Early Beethoven is trickier than it looks. To play these works
as if they were already, well, Beethoven in all his grandeur
risks inflation and overkill. Yet, for all the music's firm grounding
in Classical structures and techniques, treating it in a finicky,
quasi-Rococo manner clearly misses the mark as well.
These performances by the Quatuor Mosaïques, a "period" string
quartet, find just the right balance. Gestures such as dotted
rhythms are projected with a propulsive lightness that is
very much in the Classical style - and, incidentally, keeps
the leisurely Scherzos in motion.
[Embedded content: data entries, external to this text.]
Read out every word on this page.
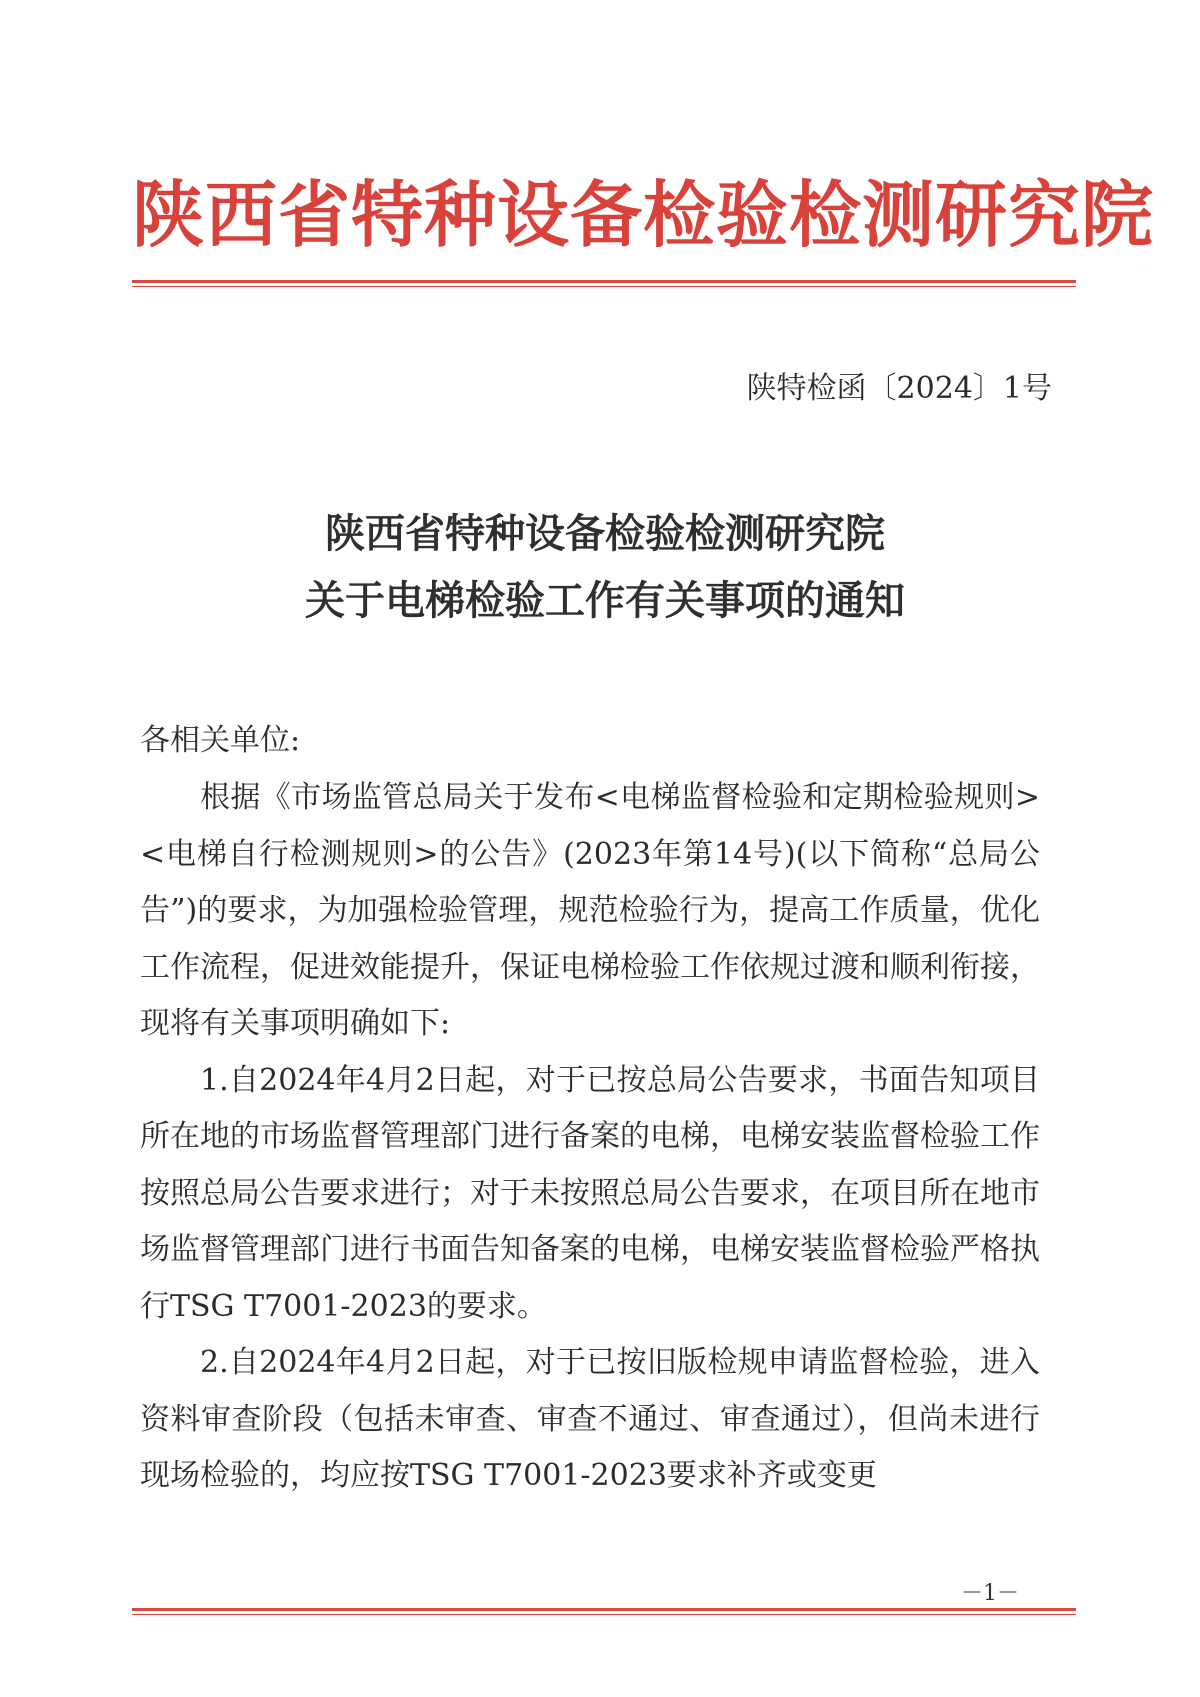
陕西省特种设备检验检测研究院
陕特检函〔2024〕1号
陕西省特种设备检验检测研究院
关于电梯检验工作有关事项的通知
各相关单位:

根据《市场监管总局关于发布<电梯监督检验和定期检验规则><电梯自行检测规则>的公告》(2023年第14号)(以下简称“总局公告”)的要求，为加强检验管理，规范检验行为，提高工作质量，优化工作流程，促进效能提升，保证电梯检验工作依规过渡和顺利衔接，现将有关事项明确如下:

1.自2024年4月2日起，对于已按总局公告要求，书面告知项目所在地的市场监督管理部门进行备案的电梯，电梯安装监督检验工作按照总局公告要求进行；对于未按照总局公告要求，在项目所在地市场监督管理部门进行书面告知备案的电梯，电梯安装监督检验严格执行TSG T7001-2023的要求。

2.自2024年4月2日起，对于已按旧版检规申请监督检验，进入资料审查阶段（包括未审查、审查不通过、审查通过），但尚未进行现场检验的，均应按TSG T7001-2023要求补齐或变更

－1－
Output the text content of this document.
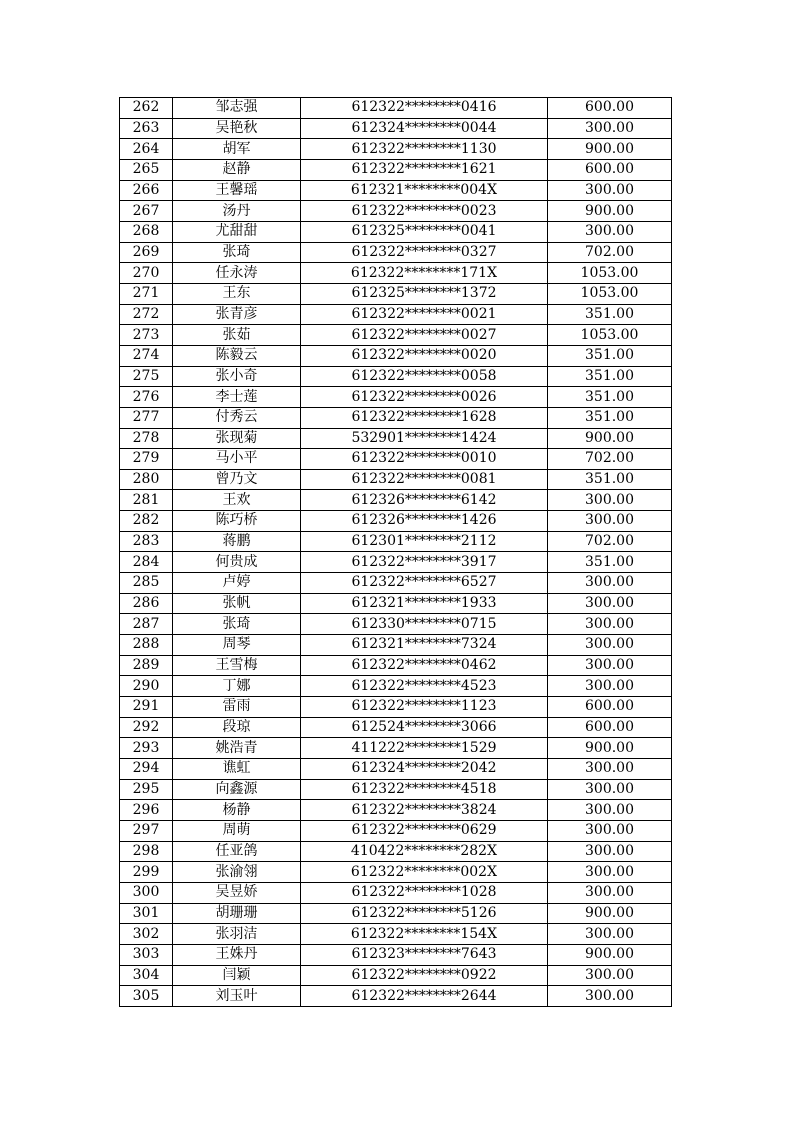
262	邹志强	612322********0416	600.00
263	吴艳秋	612324********0044	300.00
264	胡军	612322********1130	900.00
265	赵静	612322********1621	600.00
266	王馨瑶	612321********004X	300.00
267	汤丹	612322********0023	900.00
268	尤甜甜	612325********0041	300.00
269	张琦	612322********0327	702.00
270	任永涛	612322********171X	1053.00
271	王东	612325********1372	1053.00
272	张青彦	612322********0021	351.00
273	张茹	612322********0027	1053.00
274	陈毅云	612322********0020	351.00
275	张小奇	612322********0058	351.00
276	李士莲	612322********0026	351.00
277	付秀云	612322********1628	351.00
278	张现菊	532901********1424	900.00
279	马小平	612322********0010	702.00
280	曾乃文	612322********0081	351.00
281	王欢	612326********6142	300.00
282	陈巧桥	612326********1426	300.00
283	蒋鹏	612301********2112	702.00
284	何贵成	612322********3917	351.00
285	卢婷	612322********6527	300.00
286	张帆	612321********1933	300.00
287	张琦	612330********0715	300.00
288	周琴	612321********7324	300.00
289	王雪梅	612322********0462	300.00
290	丁娜	612322********4523	300.00
291	雷雨	612322********1123	600.00
292	段琼	612524********3066	600.00
293	姚浩青	411222********1529	900.00
294	谯虹	612324********2042	300.00
295	向鑫源	612322********4518	300.00
296	杨静	612322********3824	300.00
297	周萌	612322********0629	300.00
298	任亚鸽	410422********282X	300.00
299	张渝翎	612322********002X	300.00
300	吴昱娇	612322********1028	300.00
301	胡珊珊	612322********5126	900.00
302	张羽洁	612322********154X	300.00
303	王姝丹	612323********7643	900.00
304	闫颖	612322********0922	300.00
305	刘玉叶	612322********2644	300.00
Meanwhile, the dark,
solid ensemble sonority ensures a sense of weight and importance.
Their approach definitely suits the G major quartet, with the second
movement - a tripartite Adagio cantabile/Allegro/Tempo
I sequence - alternating effectively between introspective
gravitas and anxious forward currents. In this piece,
unfortunately, intonation is a question. Not that the quartet
has general tuning problems - they occupy the broad middle
ground between the Alban Berg's or Tokyo's every-note-in-place
and the Amadeus's or Guarneri's close-but-no-cigar - but it
goes awry when faced with Beethoven's more adventurous modulation
sequences. There's a particularly hairy one in the first movement,
where the first violin - it's not clear which of the two players
it is - rides conspicuously sharp throughout, compounding
an already confused situation further.
The D major is actually an altogether bigger-framed piece than its
roughly contemporaneous predecessor, thus posing fewer interpretive
quandaries. The Mosaïques players respond accordingly, filling
it out with big, expansive tone - the Andante con moto
blossoms most impressively - that points the way to later
Beethoven; and there are no disabling problems with intonation
here.
Clear yet alluringly warm sonics complement the performances nicely.